Monday, September 18, 2017

Not to pick up extra weight

Image result for funny pictures about diet free stuff  When you are older it's usually hard not to pick up some extra pounds, especially if you are good at it. For me through all my adult life it was always easy to gain and hard to drop. Now, when I cannot even exercise with lots of strength like running or swimming because my blood pressure medication makes me weak and robs me of my energy whatever is still left in me, I have to be more creative. Of course I can walk and I walk as much as I can every day, but when it's time for lunch, I have to figure out, what to eat and what I have to forget about completely from now on. My diet has to be completely different from a regular person who gets up and goes to work every day. I cannot do it any more, I am retired, may be for good.
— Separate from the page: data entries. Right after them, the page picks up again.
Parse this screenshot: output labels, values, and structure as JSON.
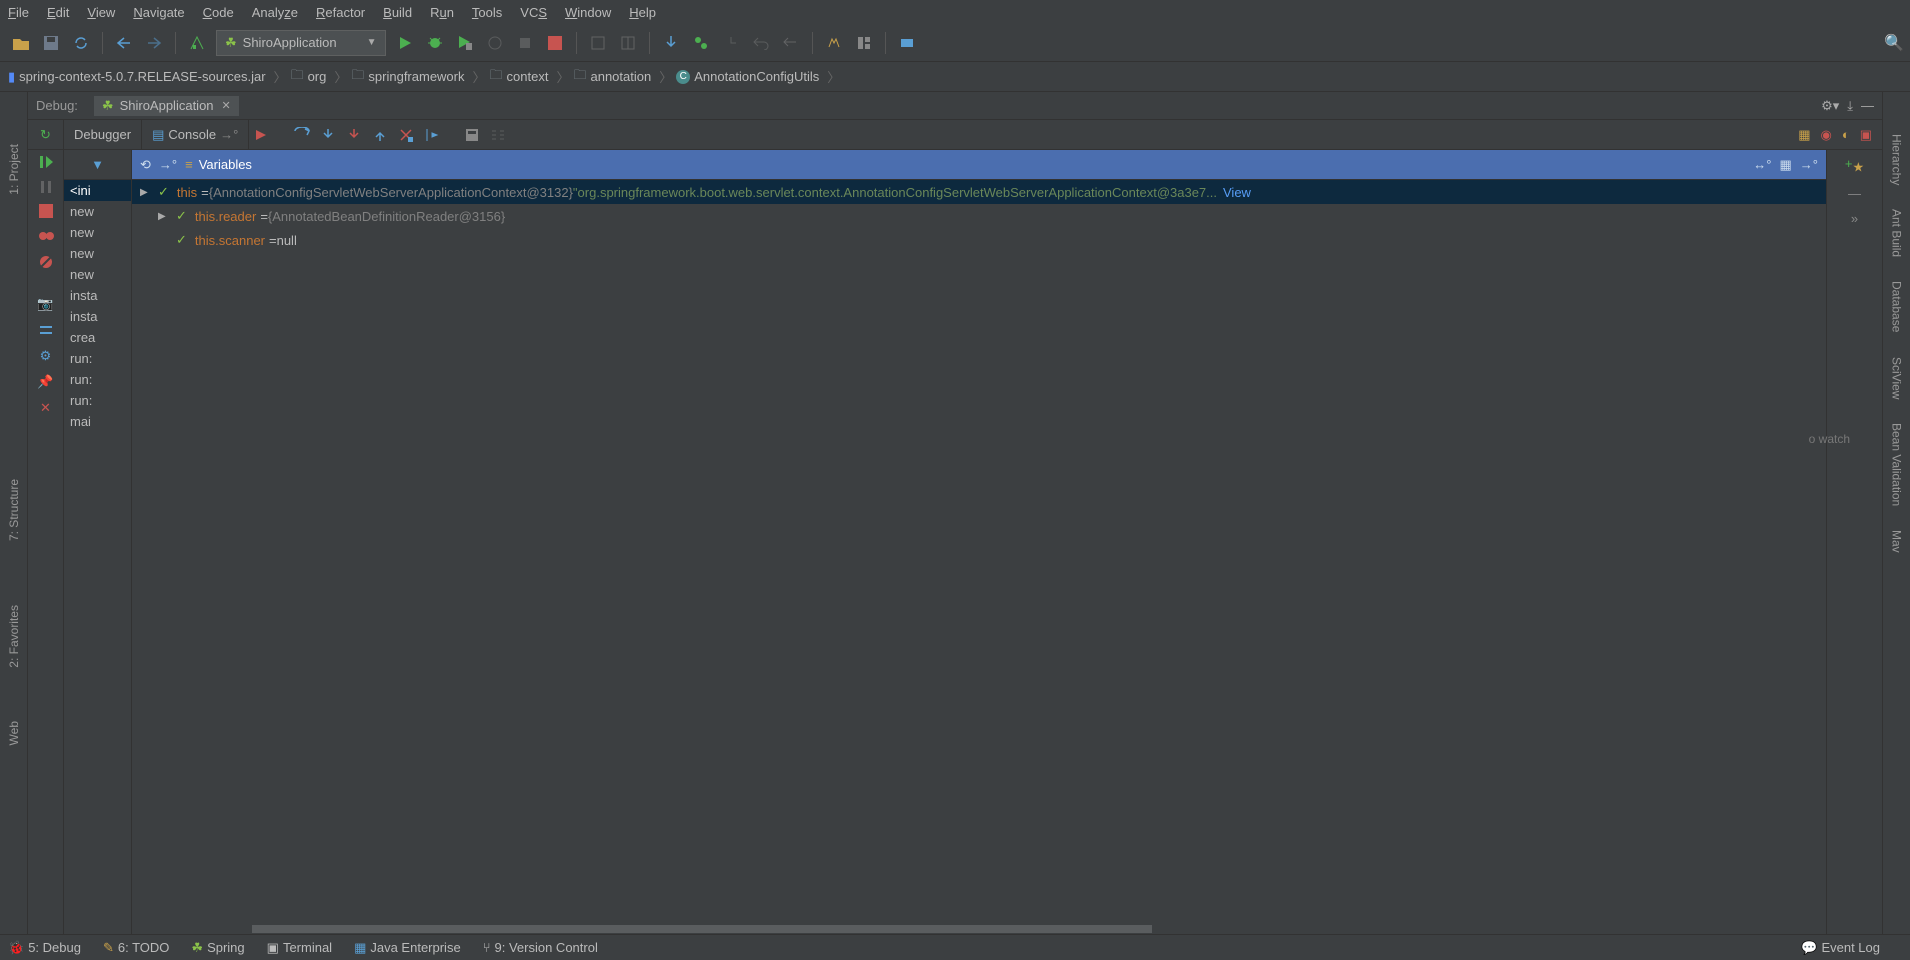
{
  "menu": {
    "file": "File",
    "edit": "Edit",
    "view": "View",
    "navigate": "Navigate",
    "code": "Code",
    "analyze": "Analyze",
    "refactor": "Refactor",
    "build": "Build",
    "run": "Run",
    "tools": "Tools",
    "vcs": "VCS",
    "window": "Window",
    "help": "Help"
  },
  "runConfig": {
    "name": "ShiroApplication"
  },
  "breadcrumb": [
    {
      "icon": "archive",
      "text": "spring-context-5.0.7.RELEASE-sources.jar"
    },
    {
      "icon": "folder",
      "text": "org"
    },
    {
      "icon": "folder",
      "text": "springframework"
    },
    {
      "icon": "folder",
      "text": "context"
    },
    {
      "icon": "folder",
      "text": "annotation"
    },
    {
      "icon": "class",
      "text": "AnnotationConfigUtils"
    }
  ],
  "leftTools": {
    "project": "1: Project",
    "structure": "7: Structure",
    "favorites": "2: Favorites",
    "web": "Web"
  },
  "rightTools": {
    "hierarchy": "Hierarchy",
    "antbuild": "Ant Build",
    "database": "Database",
    "sciview": "SciView",
    "beanval": "Bean Validation",
    "mav": "Mav"
  },
  "debug": {
    "label": "Debug:",
    "tab": "ShiroApplication",
    "debuggerTab": "Debugger",
    "consoleTab": "Console",
    "variablesLabel": "Variables"
  },
  "frames": [
    "<ini",
    "new",
    "new",
    "new",
    "new",
    "insta",
    "insta",
    "crea",
    "run:",
    "run:",
    "run:",
    "mai"
  ],
  "variables": [
    {
      "indent": 0,
      "arrow": "▶",
      "name": "this",
      "eq": " = ",
      "type": "{AnnotationConfigServletWebServerApplicationContext@3132}",
      "str": " \"org.springframework.boot.web.servlet.context.AnnotationConfigServletWebServerApplicationContext@3a3e7...",
      "view": "View",
      "selected": true
    },
    {
      "indent": 1,
      "arrow": "▶",
      "name": "this.reader",
      "eq": " = ",
      "type": "{AnnotatedBeanDefinitionReader@3156}",
      "str": "",
      "view": "",
      "selected": false
    },
    {
      "indent": 1,
      "arrow": "",
      "name": "this.scanner",
      "eq": " = ",
      "type": "",
      "str": "",
      "null": "null",
      "view": "",
      "selected": false
    }
  ],
  "watchHint": "o watch",
  "bottom": {
    "debug": "5: Debug",
    "todo": "6: TODO",
    "spring": "Spring",
    "terminal": "Terminal",
    "javaee": "Java Enterprise",
    "vcs": "9: Version Control",
    "eventlog": "Event Log"
  }
}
  I cannot say I like the situation but what can you do? If you cannot kill them, join them, or something like that. Well, I came from culture with lots of potatoes, meat, fish, fried, smoked and lots of it consumed every day, every meal. I did not have a lot of appetite when I was a child but boy-or-boy I have it now! I can eat my breakfast and feel hungry in an hour. I like bacon, fried potatoes with eggs and sausage, smoked meat and fish. I don't eat a lot but I can eat often enough to compensate those small meals. And you know what? Never mind what you eat between meals, even if it is a cracker with cream cheese or jam, you still add some pounds, whether you like it or not. The only thing that will add  nothing is a piece of orange or some other fresh fruit or veggie, like apple or cherry and may be cucumber or tomato but no dressing with it.
  Right now I am trying to drop to become 65 kg, as this was my weight at 25 and I think that's the only weight that may be helping me to control my blood pressure at 65.
  May be I am mistaken but let me try, then we'll see. I still need like 4-5  pound to loose to bring me to this weight, but for some reason my body does not want to do that. Other than starvation I tried everything. And I do not want to keep me hungry, as it's not going to hold in the long run and I need to drop the extra pounds and  keep them there.
   Vegetarian food make me feel like a cow in the field, but without meat, it's easier to keep your weight off . I stopped eating sugar, but that did not make lots of difference. Now, what's next to go? I still have a sausage in my freezer and some chicken bones. And 2 pieces of chicken breast. I hate chicken breast, -please, don't tell that to starving kids in Africa!